Prior to Chancellor of the Exchequer Phillip Hammonds Autumn Statement- his inaugural major Commons event; speculation was mounting that he would pull a rabbit out of the hat with a raft of measures designed to soften the blow of the BREXIT vote exactly 5 months ago to the day. The reality was akin to him pulling out a hamster from the aforementioned hat. 

Growth predictions have changed as a result of the Brexit vote as was widely expected with the Office for Budget Responsibility upgrading UK growth in 2016 to 2.1% from 2.0% and downgrading to 1.4% in 2017 from 2.2%. 

The Chancellor also stated that Government finances are forecast to be £122bn worse off in the period until 2021 due to lower growth and reduced tax receipts. Among the popular announcements was a freeze in fuel duty and more funds available for housing, transport and digital infrastructure. Although, historically, Budgets/Autumn Statements rarely have an effect on the FX market, investors still felt the need to take GBP higher over the course of the day with rises of approximately 1% across the board.

Other data

With all the commotion regarding the budget, you could be forgiven for ignoring EU and US data. The US numbers have been brought forward a day due to the Thanksgiving holiday on Thursday. We kicked off the day with French and German PMI numbers for the Manufacturing and Services sectors. The French Services PMI came out 52.6 against an expected 52.1 and Manufacturing meeting expectations with 51.5.

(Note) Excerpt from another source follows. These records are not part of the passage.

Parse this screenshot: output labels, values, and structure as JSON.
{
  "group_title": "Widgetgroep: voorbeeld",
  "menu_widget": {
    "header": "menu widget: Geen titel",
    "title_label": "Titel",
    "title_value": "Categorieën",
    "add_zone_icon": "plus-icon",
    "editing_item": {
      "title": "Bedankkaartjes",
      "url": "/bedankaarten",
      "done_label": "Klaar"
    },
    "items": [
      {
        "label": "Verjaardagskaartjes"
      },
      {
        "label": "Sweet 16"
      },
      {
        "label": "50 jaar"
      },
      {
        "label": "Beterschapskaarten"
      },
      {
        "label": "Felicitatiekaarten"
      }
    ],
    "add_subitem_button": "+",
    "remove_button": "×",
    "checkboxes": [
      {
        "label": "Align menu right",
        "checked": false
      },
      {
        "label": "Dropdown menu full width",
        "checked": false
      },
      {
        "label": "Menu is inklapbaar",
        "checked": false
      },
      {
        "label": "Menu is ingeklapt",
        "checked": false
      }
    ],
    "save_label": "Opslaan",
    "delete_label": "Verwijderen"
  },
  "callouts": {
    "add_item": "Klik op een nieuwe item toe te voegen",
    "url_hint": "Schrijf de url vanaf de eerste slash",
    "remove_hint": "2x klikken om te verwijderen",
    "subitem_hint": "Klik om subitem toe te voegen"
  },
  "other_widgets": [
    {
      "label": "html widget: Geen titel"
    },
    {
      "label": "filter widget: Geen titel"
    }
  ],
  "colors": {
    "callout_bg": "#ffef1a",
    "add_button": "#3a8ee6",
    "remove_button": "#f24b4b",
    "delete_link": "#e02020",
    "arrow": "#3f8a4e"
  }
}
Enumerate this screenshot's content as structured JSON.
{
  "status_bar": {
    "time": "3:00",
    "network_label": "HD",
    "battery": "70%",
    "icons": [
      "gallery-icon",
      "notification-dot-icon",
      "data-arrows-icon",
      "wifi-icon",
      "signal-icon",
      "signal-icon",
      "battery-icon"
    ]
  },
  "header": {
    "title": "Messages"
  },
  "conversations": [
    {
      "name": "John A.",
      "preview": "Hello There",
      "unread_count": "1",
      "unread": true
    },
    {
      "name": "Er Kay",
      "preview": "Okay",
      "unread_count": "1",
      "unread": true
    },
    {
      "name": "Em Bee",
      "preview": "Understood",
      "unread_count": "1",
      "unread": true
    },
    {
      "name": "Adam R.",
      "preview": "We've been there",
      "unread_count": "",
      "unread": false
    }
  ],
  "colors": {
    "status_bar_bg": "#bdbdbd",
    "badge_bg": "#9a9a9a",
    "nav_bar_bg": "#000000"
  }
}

The German numbers also offering a mixed bag of result with Manufacturing at 54.4 instead of the anticipated 54.8. The Services sector fared better recording a reading of 55.0 against a forecasted 54.1. The Eurozone composite showing an 11-month high, signalling that despite political uncertainty, the economy is holding up well. 

From the US, the only data release of note prior to the FOMC Minutes was the Manufacturing PMI coming out at an entirely respectable 53.9 compared with the expected 53.6. The minutes from the November meeting showed that despite keeping rates on hold, officials increasingly thought that the Fed should raise rates soon. This echoes the comments heard from Janet Yellen speaking to congress last week. The markets now have a 100% probability of a December rate hike priced in. 


With Thanksgiving in the US, market participants are taking advantage and will be taking a 4-day weekend. By no means does this necessarily mean the markets will be quiet. The decrease of liquidity creates an environment where volatile movements are entirely probable.

The UK data calendar is barren, with European figures localised to Germany. Gross Domestic Product and IFO figures are due from the largest economy in Europe.